The Lamb’s secret was so protected that Mr. Wheeler says that he didn’t know the family was homeless until he saw the article on the front of Sports Illustrated earlier this fall.

“Two weeks after I met the family, my brother comes up to me and says Isaiah is on the cover of SI,” he recalled. “It took me for a loop — nobody would look at Isaiah and know that about him.”

The reaction in the halls of Dulaney High was about the same.

“Before SI nobody really knew,” Isaiah says. “A close group of friends knew, but they didn’t know it was that bad.

“It’s tough talking about your personal life,” he added.

Can’t waste time

With his goals set for his final year of high school basketball and a mission driving him off the court, Isaiah knows the formula he must follow to be successful.

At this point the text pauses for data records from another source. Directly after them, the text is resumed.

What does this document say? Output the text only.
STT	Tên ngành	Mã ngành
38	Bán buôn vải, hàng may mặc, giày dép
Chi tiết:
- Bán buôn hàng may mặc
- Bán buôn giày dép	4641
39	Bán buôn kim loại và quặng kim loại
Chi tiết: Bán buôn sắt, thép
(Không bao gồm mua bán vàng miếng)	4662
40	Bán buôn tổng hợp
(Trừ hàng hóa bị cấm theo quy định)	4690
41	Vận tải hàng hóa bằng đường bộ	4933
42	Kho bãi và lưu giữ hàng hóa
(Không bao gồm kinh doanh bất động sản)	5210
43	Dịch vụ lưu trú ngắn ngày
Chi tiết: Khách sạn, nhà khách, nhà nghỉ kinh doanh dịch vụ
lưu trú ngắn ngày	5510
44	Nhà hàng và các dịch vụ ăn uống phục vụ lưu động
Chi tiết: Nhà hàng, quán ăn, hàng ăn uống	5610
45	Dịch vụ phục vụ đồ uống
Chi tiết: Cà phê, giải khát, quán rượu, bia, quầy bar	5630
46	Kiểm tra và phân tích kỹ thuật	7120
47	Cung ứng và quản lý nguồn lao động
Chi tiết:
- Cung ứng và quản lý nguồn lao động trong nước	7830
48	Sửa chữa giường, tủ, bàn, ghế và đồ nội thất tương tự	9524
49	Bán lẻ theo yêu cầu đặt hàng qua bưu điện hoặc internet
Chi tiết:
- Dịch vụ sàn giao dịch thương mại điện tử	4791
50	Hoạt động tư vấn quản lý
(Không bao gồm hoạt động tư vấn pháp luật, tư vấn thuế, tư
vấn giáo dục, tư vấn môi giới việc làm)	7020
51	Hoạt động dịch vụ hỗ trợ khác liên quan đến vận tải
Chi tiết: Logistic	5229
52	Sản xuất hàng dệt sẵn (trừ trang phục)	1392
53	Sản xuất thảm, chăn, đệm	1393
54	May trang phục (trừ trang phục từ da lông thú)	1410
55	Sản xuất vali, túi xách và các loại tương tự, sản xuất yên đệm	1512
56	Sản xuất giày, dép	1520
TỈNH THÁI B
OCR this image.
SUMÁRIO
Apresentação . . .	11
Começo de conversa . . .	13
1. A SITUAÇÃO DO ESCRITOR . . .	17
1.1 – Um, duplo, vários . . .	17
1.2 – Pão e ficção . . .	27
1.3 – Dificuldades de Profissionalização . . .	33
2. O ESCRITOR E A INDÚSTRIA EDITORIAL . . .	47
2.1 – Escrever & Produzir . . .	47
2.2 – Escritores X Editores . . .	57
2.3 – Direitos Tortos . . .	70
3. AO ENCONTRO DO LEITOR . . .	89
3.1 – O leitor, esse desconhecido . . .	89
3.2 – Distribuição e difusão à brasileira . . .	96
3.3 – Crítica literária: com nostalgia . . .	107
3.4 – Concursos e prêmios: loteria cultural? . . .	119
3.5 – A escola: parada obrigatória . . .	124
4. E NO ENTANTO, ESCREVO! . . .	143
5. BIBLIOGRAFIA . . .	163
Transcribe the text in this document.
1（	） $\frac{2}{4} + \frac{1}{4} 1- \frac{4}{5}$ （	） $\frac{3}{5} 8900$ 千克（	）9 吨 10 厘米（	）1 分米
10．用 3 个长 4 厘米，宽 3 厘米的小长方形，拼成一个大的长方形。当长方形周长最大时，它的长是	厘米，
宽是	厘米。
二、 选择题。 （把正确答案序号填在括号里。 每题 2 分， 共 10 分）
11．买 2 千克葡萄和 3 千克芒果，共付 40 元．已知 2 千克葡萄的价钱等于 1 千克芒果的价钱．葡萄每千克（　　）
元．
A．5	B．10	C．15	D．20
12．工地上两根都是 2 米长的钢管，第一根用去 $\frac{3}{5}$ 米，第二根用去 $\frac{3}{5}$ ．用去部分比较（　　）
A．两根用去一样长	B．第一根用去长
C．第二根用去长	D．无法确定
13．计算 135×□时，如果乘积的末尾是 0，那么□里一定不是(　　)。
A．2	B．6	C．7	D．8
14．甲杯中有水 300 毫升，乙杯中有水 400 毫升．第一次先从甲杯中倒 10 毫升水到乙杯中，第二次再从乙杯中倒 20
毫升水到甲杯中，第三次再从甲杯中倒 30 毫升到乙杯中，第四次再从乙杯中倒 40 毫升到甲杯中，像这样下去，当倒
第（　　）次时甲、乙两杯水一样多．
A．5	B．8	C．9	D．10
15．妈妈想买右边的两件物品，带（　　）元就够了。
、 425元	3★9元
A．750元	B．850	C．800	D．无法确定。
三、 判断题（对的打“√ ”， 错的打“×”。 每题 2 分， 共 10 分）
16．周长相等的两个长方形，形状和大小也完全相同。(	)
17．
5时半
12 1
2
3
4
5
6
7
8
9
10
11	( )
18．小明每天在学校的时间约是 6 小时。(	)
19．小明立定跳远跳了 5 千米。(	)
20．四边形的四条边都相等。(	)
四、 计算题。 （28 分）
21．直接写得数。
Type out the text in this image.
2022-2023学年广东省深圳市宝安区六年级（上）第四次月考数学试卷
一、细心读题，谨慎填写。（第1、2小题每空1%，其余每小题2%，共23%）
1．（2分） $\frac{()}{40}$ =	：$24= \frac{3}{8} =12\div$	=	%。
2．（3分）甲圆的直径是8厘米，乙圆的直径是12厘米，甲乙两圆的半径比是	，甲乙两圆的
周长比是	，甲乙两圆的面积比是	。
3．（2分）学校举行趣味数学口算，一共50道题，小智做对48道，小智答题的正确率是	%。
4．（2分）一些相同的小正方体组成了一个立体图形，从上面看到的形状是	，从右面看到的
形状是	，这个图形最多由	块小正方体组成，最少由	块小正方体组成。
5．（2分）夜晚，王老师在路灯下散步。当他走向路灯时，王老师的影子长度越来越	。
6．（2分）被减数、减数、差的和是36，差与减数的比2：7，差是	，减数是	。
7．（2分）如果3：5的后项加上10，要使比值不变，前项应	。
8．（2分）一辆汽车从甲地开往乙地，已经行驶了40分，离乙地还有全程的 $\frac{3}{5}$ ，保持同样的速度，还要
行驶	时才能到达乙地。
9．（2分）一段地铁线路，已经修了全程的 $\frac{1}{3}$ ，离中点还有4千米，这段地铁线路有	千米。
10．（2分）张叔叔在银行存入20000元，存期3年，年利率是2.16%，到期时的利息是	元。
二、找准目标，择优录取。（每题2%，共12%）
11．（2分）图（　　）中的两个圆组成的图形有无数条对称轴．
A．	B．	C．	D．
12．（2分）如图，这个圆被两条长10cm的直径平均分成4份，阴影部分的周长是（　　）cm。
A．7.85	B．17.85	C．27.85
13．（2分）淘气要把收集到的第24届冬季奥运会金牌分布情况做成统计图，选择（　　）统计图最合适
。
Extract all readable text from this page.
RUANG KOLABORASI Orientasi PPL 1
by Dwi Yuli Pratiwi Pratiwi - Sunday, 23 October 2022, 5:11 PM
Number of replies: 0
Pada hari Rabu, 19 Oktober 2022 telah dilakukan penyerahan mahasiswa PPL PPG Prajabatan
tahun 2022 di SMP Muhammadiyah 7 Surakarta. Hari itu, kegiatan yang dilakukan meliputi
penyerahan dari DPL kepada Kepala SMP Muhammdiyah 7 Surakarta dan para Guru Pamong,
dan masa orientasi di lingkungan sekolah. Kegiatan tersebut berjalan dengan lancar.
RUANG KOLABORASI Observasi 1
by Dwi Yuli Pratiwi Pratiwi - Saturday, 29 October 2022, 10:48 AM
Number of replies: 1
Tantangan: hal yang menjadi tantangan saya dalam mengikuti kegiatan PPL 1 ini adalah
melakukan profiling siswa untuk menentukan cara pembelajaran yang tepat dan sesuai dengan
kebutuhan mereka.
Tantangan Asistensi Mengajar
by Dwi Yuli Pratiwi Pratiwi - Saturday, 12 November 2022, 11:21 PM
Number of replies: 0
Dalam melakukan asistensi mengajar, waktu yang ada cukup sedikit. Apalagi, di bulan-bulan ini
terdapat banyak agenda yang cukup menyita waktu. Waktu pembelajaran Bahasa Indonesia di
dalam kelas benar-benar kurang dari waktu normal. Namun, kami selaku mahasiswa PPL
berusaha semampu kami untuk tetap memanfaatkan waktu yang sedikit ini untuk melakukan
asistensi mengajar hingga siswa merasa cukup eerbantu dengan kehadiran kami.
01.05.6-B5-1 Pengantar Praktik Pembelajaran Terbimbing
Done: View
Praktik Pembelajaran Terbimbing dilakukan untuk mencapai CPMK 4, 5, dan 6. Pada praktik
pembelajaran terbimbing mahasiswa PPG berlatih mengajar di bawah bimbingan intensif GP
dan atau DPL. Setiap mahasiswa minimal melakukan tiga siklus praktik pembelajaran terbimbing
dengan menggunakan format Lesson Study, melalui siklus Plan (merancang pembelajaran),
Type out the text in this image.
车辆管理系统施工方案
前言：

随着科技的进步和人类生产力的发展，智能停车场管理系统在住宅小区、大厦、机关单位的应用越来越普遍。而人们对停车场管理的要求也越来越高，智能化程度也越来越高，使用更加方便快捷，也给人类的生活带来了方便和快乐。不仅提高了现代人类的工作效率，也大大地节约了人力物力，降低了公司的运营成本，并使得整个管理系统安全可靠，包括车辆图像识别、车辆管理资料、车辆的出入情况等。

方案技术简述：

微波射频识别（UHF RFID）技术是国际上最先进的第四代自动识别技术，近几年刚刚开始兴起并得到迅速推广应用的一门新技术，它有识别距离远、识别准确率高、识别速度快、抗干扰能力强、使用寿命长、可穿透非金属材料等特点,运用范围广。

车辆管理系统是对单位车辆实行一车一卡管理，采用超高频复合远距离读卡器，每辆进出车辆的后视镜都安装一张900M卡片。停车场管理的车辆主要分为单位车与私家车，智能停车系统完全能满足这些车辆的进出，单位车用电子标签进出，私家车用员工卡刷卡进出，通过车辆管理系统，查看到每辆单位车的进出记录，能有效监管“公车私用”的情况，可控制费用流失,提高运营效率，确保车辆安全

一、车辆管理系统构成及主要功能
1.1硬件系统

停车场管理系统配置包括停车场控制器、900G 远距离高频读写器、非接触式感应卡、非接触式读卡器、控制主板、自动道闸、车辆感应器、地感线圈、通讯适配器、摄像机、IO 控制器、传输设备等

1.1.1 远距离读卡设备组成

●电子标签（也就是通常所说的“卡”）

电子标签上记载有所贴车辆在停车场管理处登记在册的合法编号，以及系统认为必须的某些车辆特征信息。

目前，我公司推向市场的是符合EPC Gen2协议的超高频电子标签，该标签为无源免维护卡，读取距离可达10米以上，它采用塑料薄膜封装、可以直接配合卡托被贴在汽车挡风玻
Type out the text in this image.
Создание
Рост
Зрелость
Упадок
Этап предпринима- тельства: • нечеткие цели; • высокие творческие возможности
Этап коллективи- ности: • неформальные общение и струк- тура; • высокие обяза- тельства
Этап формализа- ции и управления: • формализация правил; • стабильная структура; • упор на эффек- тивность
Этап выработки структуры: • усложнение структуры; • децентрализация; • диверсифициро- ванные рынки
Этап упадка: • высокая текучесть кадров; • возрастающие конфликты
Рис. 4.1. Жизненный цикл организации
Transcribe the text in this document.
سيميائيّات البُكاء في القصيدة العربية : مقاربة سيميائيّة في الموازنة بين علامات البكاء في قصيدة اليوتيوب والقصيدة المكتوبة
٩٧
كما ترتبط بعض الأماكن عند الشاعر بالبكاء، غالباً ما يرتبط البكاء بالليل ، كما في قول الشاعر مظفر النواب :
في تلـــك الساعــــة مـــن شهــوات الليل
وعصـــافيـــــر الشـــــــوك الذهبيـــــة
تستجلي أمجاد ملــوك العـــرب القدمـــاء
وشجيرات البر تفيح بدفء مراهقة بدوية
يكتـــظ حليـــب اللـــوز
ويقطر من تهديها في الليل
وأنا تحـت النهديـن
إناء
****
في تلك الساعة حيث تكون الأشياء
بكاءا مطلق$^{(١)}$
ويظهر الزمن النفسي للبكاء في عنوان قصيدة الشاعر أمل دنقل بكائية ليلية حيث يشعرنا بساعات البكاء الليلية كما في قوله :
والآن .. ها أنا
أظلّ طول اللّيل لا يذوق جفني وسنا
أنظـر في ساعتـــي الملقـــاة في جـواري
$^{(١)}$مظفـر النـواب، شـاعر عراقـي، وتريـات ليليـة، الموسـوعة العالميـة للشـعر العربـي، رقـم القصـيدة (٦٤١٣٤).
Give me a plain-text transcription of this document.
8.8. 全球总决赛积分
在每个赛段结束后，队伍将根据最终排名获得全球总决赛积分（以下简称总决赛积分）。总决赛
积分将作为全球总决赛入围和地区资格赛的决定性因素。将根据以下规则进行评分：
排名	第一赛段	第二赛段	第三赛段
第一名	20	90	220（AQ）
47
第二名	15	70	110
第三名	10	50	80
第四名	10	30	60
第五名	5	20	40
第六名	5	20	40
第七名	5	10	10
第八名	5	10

“I know I can’t be wasting any time — I can’t be going out and doing what others are doing, I have to stay focused,” he said.

Mr. Wheeler isn’t too surprised to hear this from his wise and mature mentee,

“It’s been instilled in him through his parents,” he said. “He’s a real student of the game — of history; he knows what he needs to do and he’s not afraid to go out there and achieve it.”

Valerie recognizes the obstacles her son has had to overcome and couldn’t be more proud now that his aspirations of being a Division I basketball player are close to becoming a reality.

“We’ve been through a lot and homelessness leaves a scar in your heart,” she said. “It’s left him with a sense of humbleness that we pray he keeps forever.

“It’s something that people need to be aware of and hopefully do something about,” she concluded.